After Richard Stauffer, M.D., the director of the department, informed the
administration of the new arrangement, the administration decided to launch a
pilot OR (operating room) incentive program, which awards groups of employees
up to 50 percent of the money they save by suggesting workable proposals. The
goal is to achieve a 3 percent reduction per case in OR costs.
In the Wilmer Eye Institute, three units--emergency, same-day surgery, and
inpatient surgery--were reengineered into one. Costs have been reduced by more
than 20 percent since the July 1992 merger.
Nurses in the center had to acquire new skills in order to tackle a greater
variety of tasks in their new unit, which has been renamed the Wilmer Nursing
and Trauma Center. Although some positions were lost to attrition, no layoffs
were necessary.
As an example of what retraining and cross-training can mean, Iorfida points
to the medical records department, where nearly 130 employees are embarking on
a five-year program to earn their accreditation as clinical documentation
specialists and technicians. Many of them are now, essentially, file clerks.

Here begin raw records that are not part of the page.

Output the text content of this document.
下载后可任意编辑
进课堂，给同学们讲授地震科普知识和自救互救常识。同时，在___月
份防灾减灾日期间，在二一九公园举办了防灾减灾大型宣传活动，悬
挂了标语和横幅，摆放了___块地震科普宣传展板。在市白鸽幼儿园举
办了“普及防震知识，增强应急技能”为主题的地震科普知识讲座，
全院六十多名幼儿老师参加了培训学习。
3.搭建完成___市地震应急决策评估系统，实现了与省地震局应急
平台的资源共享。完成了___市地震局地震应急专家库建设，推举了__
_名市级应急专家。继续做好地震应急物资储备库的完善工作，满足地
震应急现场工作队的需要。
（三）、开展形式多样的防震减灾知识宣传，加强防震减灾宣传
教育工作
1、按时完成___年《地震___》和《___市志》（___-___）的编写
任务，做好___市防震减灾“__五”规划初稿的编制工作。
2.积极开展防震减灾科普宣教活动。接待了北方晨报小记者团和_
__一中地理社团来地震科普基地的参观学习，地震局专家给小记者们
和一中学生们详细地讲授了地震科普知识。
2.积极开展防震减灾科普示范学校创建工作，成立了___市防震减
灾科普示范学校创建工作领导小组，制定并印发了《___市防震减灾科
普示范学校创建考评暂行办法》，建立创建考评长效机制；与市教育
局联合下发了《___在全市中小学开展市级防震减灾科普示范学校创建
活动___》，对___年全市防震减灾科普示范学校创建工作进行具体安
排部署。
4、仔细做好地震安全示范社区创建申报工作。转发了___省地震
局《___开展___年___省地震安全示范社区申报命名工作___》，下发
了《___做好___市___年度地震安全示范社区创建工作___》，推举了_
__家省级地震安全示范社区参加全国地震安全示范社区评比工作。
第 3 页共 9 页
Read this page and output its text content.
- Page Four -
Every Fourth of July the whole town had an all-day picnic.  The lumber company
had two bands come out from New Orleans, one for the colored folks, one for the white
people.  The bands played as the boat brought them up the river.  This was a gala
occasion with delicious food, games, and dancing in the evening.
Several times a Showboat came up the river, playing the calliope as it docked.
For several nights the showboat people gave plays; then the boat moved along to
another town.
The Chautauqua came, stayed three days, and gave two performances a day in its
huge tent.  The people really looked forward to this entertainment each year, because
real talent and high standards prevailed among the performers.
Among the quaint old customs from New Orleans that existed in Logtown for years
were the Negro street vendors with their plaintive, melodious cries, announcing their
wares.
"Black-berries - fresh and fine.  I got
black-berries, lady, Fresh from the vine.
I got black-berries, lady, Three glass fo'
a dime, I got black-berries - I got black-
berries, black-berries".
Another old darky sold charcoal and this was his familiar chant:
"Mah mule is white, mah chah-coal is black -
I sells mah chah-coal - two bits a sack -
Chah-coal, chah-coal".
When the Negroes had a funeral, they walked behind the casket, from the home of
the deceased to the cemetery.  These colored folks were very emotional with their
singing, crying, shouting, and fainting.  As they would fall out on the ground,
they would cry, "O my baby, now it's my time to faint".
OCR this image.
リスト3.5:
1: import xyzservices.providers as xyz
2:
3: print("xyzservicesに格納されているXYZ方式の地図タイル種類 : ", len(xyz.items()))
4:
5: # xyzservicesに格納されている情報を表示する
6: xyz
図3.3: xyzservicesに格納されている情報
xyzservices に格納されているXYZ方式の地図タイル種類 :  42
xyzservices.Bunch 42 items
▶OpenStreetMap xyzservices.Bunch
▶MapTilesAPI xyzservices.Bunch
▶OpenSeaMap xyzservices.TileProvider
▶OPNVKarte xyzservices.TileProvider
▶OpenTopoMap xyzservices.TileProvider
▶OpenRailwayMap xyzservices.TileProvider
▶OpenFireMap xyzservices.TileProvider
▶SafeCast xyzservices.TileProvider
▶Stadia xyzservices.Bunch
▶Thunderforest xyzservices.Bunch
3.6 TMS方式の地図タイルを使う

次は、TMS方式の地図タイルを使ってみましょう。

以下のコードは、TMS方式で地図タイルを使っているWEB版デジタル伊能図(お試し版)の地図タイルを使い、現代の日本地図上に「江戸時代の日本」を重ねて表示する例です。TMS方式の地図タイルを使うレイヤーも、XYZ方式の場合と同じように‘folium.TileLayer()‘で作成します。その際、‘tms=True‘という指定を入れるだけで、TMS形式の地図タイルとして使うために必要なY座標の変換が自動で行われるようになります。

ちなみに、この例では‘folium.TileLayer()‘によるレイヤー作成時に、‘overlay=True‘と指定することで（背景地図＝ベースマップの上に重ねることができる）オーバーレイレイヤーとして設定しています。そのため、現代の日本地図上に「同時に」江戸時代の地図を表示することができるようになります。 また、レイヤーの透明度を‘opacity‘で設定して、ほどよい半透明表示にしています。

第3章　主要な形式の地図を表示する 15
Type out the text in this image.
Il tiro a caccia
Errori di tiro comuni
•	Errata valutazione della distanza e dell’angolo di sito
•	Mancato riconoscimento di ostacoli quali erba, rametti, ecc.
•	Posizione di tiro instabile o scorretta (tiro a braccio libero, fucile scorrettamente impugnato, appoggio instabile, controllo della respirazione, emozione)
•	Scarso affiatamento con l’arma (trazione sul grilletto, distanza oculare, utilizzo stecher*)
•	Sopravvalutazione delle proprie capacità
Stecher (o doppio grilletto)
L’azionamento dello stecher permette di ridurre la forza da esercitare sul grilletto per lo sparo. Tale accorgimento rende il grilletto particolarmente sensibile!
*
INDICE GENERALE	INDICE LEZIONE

The retraining and upgrading will be accomplished without layoffs.
Iorfida says that reengineering will build on earlier quality initiatives at
Hopkins. "Quality improvement means making gradual improvements over time," she
said. "The difference between quality improvement and reengineering is the
difference between taking baby steps and a quantum leap. Reengineering moves a
lot faster, and the results are a lot bigger in terms of magnitude."